Ah es hilft, wenn man sich die hp von bike action mal genauer anzusehen 
Also es ist wohl wahlweise mit Stahlfeder- oder Luftdämpfer lieferbar.

Wieviel wiegt denn das Switch SL mit FOX Vanilla RC PPD in 18 Zoll? Und was mich außerdem noch interessiert - gibt es verschiedene Farbvarianten? Abgebildet ist es nur in einem (scheinbar) blau/antrazit-mix, am liebsten wär mir ja silber


----------



## bang kenobi (13. Juli 2004)

hi...

offiziell (www.bikes.com) hat man die wahl zwischen
einem Fox Float RL AVA ProPedal 
oder einem Fox Vanilla RC ProPedal Coil

gruß max


----------



## chickenway-user (14. Juli 2004)

McDaniel schrieb:
			
		

> Wieviel wiegt denn das Switch SL mit FOX Vanilla RC PPD in 18 Zoll? Und was mich außerdem noch interessiert - gibt es verschiedene Farbvarianten? Abgebildet ist es nur in einem (scheinbar) blau/antrazit-mix, am liebsten wär mir ja silber



i glaub farbauswahl gibts nicht viel... (rockymountain hat massenfertigung, mit großen maschienen, da geht sowas nicht...   )

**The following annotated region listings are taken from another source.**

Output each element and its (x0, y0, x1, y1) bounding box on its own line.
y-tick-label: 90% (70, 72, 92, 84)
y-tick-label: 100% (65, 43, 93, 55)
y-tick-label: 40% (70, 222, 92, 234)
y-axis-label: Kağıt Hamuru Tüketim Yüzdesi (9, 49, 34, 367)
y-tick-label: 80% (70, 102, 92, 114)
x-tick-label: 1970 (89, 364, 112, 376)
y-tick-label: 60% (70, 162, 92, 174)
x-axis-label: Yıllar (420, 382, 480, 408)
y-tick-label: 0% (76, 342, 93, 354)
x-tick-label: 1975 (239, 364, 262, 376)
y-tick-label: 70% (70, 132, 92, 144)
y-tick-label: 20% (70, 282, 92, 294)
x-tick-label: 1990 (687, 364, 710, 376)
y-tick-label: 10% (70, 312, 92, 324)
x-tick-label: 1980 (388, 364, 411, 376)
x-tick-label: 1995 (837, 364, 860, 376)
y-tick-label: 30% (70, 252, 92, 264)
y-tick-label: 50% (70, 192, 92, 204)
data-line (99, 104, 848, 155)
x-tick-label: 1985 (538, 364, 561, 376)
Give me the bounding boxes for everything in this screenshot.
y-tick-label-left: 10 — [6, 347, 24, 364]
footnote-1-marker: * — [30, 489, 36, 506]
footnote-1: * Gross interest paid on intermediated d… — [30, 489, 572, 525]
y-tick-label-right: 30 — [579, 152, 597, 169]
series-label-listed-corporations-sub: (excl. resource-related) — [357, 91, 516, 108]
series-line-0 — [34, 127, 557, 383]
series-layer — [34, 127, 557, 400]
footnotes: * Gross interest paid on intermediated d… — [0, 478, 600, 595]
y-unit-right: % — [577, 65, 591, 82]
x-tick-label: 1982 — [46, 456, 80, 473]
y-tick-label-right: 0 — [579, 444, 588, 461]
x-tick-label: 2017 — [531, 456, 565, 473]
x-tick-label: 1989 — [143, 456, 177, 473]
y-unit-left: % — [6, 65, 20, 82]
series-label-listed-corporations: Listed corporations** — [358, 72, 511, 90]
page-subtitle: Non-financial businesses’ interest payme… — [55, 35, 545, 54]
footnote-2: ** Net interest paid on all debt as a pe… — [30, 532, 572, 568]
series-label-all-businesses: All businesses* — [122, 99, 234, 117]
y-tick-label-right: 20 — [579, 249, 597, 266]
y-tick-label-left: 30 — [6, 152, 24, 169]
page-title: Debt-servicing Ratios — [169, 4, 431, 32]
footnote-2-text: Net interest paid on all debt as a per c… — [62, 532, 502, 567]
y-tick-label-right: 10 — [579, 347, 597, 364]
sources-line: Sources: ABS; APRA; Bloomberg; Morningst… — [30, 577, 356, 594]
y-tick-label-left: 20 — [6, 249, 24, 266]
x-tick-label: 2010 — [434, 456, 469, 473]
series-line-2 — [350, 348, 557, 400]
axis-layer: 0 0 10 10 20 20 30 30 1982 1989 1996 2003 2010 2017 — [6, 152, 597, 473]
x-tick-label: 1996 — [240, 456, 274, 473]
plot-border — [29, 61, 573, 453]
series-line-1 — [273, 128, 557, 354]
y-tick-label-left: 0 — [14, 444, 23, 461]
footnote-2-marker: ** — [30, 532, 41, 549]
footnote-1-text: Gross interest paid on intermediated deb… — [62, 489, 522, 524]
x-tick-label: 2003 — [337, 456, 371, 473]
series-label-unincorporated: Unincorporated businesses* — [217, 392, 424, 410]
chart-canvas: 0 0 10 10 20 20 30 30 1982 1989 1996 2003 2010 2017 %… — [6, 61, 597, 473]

gewicht? halt was der stahlfederdämpfer mehr wiegt mehr... su um die 150g...


----------



## McDaniel (14. Juli 2004)

Ich hab da mal so ein bike-Magazin von nem Freund ausgeliehen (kaufe sowas ja nicht ) und da ist ein 04er Test von einem Switch SL drin, allerdings definitiv mit einem schwarzen Rahmen (und nicht dieses "smoke") ... darum frage ich. Die Farbe smoke wäre für mich schon ein Grund vom Kauf Abstand zu nehmen - tja, so bin ich halt


----------



## Phil Claus (14. Juli 2004)

Hi McDaniel,

das Rocky Mountain Switch SL  ist, wie Du korrekt bemerktest, wahlweise mit einem Fox Float AVA Pro Pedal oder einem Fox Vanilla RC Pro Pedal Coil ausgestattet. Falls Du hauptsächlich Bikeparks besuchst, wäre vielleicht das Switch, bzw. der Switch "Richie Schley" Rahmen  die bessere Alternative, die in der Farbe "Steel Blue" und "Earth Brown" erhältlich sind. Seit dem gestrigen Tage kannst Du die aktuellen Tests der BIKE und MOUNTAINBIKE auf unserer Homepage (Column: Tests)  nachlesen, die nochmals gezielt auf den Einsatzzweck der jeweiligen Bikes eingehen. Das Switch SL  ist in natura sehr dunkel, rauchgrau würde die Farbe am besten beschreiben. Falls Du einen Silber Ton bevorzugst möchte ich Dich darauf hinweisen, dass Du das Switch Pro  als Rahmenkit erhalten kannst, dieser Rahmen hat jedoch ein 1.5" Steuerrohr.


----------



## McDaniel (14. Juli 2004)

Vielen Dank schonmal, die beiden Tests aus der Zeitschrift bike liegen mir sogar in natura vor. Das Switch Pro ist farblich wirklich am schönsten, allerdings hat es eben leider nicht den leichteren Rohrsatz und für 1.5 gibt es leider keine vernünftigen Gabeln (Marzocchi ist und bleibt die Freeride-Refferenz).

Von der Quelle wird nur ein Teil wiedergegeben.